I told a co-worker in a joking manner, that "God doesn't give us anymore than we can handle." and I was told I was absolutely wrong. He was a monk....so he had a kind of learning about God and religion that I did not.
Then I come home, and everything just falls apart into a pile of utter crap. I won't go into details, because with my married life...to an extent...I feel airing dirty laundry just doesn't do a damn bit of good.
Now I must ponder on whether or not what Bill said I am is true. That all I do is think of myself...come up with things for us to do to make ME happy...that I'm self-righteous.
I wish I didn't feel hurt. I wish I didn't feel self-doubt. Last weekend wasn't a good weekend-he was ill and basically took it out on me. Every time I opened my mouth he was on the defensive (and for no reason)...so it felt like I couldn't even ask a basic question without getting ragged on. Eventually I got so sick of his attitude I told him I was going to make him some fucking chicken soup, and he'd fucking eat it, and fucking shut up. I was at my wits end....I was tired of being talked to in such a manner, and I wasn't feeling good, either.

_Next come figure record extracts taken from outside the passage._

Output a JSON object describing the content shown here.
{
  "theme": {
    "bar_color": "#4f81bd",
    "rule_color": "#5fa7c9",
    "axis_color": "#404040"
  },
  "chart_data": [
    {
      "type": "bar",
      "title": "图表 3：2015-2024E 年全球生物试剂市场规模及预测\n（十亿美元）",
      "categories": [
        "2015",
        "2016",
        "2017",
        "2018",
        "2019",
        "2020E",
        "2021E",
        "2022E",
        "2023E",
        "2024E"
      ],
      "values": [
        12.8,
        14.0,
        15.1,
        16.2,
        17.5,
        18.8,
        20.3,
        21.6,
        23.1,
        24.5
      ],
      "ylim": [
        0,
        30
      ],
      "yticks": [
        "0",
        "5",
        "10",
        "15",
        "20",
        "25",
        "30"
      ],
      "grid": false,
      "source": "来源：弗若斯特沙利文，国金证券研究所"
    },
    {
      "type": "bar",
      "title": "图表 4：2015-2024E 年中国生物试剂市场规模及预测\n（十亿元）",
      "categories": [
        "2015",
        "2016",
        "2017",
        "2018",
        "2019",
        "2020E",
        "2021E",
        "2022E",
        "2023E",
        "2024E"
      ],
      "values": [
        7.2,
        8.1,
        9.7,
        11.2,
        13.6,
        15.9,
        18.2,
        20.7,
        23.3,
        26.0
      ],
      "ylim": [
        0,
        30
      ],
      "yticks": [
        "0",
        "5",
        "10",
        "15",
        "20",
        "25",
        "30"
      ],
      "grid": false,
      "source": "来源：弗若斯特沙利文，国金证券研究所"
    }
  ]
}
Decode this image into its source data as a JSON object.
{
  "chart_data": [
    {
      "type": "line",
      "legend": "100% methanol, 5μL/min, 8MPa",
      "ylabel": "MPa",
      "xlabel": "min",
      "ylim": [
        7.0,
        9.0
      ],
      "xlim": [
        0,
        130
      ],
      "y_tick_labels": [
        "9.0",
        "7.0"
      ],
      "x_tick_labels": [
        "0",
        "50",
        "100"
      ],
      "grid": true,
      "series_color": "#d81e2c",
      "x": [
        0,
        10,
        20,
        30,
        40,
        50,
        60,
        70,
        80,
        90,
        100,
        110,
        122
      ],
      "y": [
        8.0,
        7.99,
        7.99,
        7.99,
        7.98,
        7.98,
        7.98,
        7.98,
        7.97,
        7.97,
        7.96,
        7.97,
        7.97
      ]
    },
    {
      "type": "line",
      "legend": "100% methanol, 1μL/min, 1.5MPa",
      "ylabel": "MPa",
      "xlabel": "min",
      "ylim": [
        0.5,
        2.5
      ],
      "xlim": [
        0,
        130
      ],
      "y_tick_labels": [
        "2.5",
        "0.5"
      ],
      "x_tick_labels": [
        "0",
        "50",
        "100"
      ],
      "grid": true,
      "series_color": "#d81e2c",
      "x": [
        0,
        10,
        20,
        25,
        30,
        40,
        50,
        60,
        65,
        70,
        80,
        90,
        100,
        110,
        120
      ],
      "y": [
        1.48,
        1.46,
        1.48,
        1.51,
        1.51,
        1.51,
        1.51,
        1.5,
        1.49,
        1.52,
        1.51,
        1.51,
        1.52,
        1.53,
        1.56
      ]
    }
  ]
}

Maybe my expectations are too high. Maybe I am a bad person. Maybe I shouldn't try to find ways for Bill and I to be away from the t.v. and laptop computers. What's the point? It'll all end up in my face at a later date, anyways.
I need to go to LaCrosse and get some cat litter...and I'm going to have to do it myself. Bill is going to not be available on my next Saturday off (which is also vacation). If my dentist appointment doesn't take too long I might just try going tomorrow. Otherwise my plan is to go on Sunday....after grocery shopping. My desire to spend much time in the same quarters as him is very low.